Un fumigène s’enflamme, des slogans résonnent. Sur le parvis du tribunal, plus d'une centaine d'avocats en grève se sont rassemblés pour dénoncer les réformes à venir. Selon l'AFP, ils s'opposent notamment à un projet de loi jugé dangereux pour l'équité judiciaire.
"Nous ne voulons pas de cette justice de Darmanin, qui semble davantage être aux ordres !" s'exclame au mégaphone Me Jane Peissel, une des porte-parole de la manifestation. "On se battra jusqu’au bout", renchérit son confrère Lucie Le Carpentier, suscitant des applaudissements enthousiastes.
Jane et Lucie sont parmi les figures de proue de "Colère noire", un collectif fondé en 2026 qui milite pour le retrait pur et simple du projet de loi dite loi "SURE". En plus de Paris, des actions similaires ont eu lieu à travers le pays, de Nice à Bobigny, en partenariat avec des organisations de gauche telles que le Syndicat de la magistrature (SM), le Syndicat des avocats de France (SAF) et la Ligue des droits de l’homme (LDH). Le barreau de Paris a voté le début de la grève le 31 mars puis a reconduit le mouvement ce 7 avril.
Le "plaider-coupable criminel" vivement critiqué
Devant le tribunal, les banderoles expriment leur mécontentement : "Darmanin, injustice" et "Justice en Sure-sis" parmi d'autres. Une des principales préoccupations réside dans le nouveau "plaider-coupable criminel", dispositif phare de la réforme qui permettrait de désengorger les cours d’assises en réduisant les délais de jugement.

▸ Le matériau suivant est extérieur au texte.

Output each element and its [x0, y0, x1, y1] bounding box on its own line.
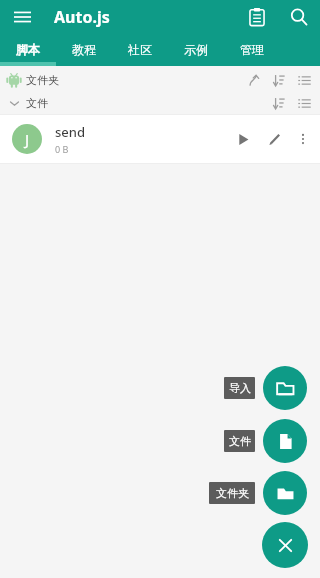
button[interactable]: View mode [293, 69, 315, 91]
staticText: 文件夹 [216, 486, 249, 500]
staticText: 社区 [128, 42, 152, 57]
button[interactable]: 社区 [112, 33, 168, 66]
staticText: 教程 [72, 42, 96, 57]
button[interactable]: 示例 [168, 33, 224, 66]
button[interactable]: New folder [263, 471, 307, 515]
button[interactable]: Logs [242, 2, 272, 32]
staticText: 文件 [26, 96, 48, 110]
button[interactable]: 脚本 [0, 33, 56, 66]
staticText: 文件 [229, 434, 251, 448]
staticText: J [25, 129, 30, 149]
button[interactable]: Search [284, 2, 314, 32]
button[interactable]: J [0, 115, 320, 163]
button[interactable]: Import [263, 366, 307, 410]
button[interactable]: Menu [8, 3, 36, 31]
staticText: Auto.js [54, 6, 110, 28]
staticText: 文件夹 [26, 73, 59, 87]
staticText: 示例 [184, 42, 208, 57]
button[interactable]: Sort [268, 92, 290, 114]
button[interactable]: 文件夹 [0, 68, 320, 91]
button[interactable]: Close menu [262, 522, 308, 568]
button[interactable]: View mode [293, 92, 315, 114]
button[interactable]: 文件 [0, 91, 320, 114]
button[interactable]: 教程 [56, 33, 112, 66]
staticText: 脚本 [16, 42, 40, 57]
button[interactable]: New file [263, 419, 307, 463]
staticText: send [55, 123, 85, 141]
staticText: 导入 [229, 381, 251, 395]
staticText: 管理 [240, 42, 264, 57]
button[interactable]: Sort [268, 69, 290, 91]
button[interactable]: 文件夹 [209, 482, 255, 504]
button[interactable]: 文件 [224, 430, 255, 452]
button[interactable]: Run [230, 126, 256, 152]
staticText: 0 B [55, 143, 69, 155]
button[interactable]: Edit [262, 126, 288, 152]
button[interactable]: More options [290, 126, 316, 152]
button[interactable]: Up [243, 69, 265, 91]
button[interactable]: 管理 [224, 33, 280, 66]
button[interactable]: 导入 [224, 377, 255, 399]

"Ce plaider-coupable créé une situation où les accusés se trouveront sous pression. Des innocents pourraient avouer un crime qu’ils n’ont pas commis", avertit Me Raphaël Kempf, un des critiques du projet, lors d'une interview avec BFMTV.
Inspiré du système américain, ce mécanisme permettrait à un accusé de plaider coupable, avec l'accord de la victime et du procureur, et d'être jugé pour des actes graves, sans procès public, tout en bénéficiant d'une réduction de peine. Par exemple, une condamnation pour homicide pourrait passer de 30 à 20 ans.
"Ce n’est plus de la justice, mais une transaction, où un procureur contrôle tout et un accusé vulnérable est prêt à accepter n'importe quoi pour alléger sa peine", argue Lisa Giraud, avocate.
Elle souligne que la qualité des enquêtes judiciaires pourrait également souffrir : "Si un accusé admet des faits très tôt dans le processus, cela pourrait réduire les investigations nécessaires, telles que les expertises psychiatriques." Selon les estimations de la Chancellerie, 10 à 15 % des dossiers criminels pourraient être concernés par ces changements.
Après avoir replié leurs pancartes, les avocats se dirigent vers les étages du tribunal, bien qu'ils aient été empêchés de déployer leur banderole dans la salle des pas perdus. Par petits groupes, ils s'installent dans diverses salles d’audience de comparution immédiate pour appuyer leurs collègues commis d’office.
"Défense massive" en action
Dans la 23e chambre correctionnelle, un avocat proclame au micro : "Aujourd’hui, quelque chose d'inédit se déroule ici." Il annonce que les avocats appliqueront une "défense massive", consistant à avoir quatre avocats par dossier au lieu d’un. Cet acte vise à contrecarrer les comparutions immédiates qui, selon eux, manquent de profondeur, souvent réduites à une heure par dossier.
Le premier cas dans cette "défense massive" concerne Erwan A., accusé de "tentative d'enlèvement" et de "tentative de vol". Après 48 heures de garde à vue, il admet avoir voulu voler des téléphones et des chaussures à des lycéens, bien qu'il conteste l'accusation d'enlèvement.
Une journée "justice morte" prévue le 13 avril
Trois avocats se succèdent pour soulever des nullités de procédure, mettant en avant que le menottage d’Erwan A. était injustifié et a porté atteinte à sa dignité. Une élève-avocate souligne également que sa garde à vue a été prolongée abusivement.
Les avocats continuent de défendre les droits de leurs clients, tout en maintenant ce mouvement contre la réforme de Darmanin. De nouveaux rassemblements, dont une journée "justice morte" en préparation pour le 13 avril, sont prévus, marquant le début de l'examen du projet de loi au Sénat. Les débats promettent d'être passionnés.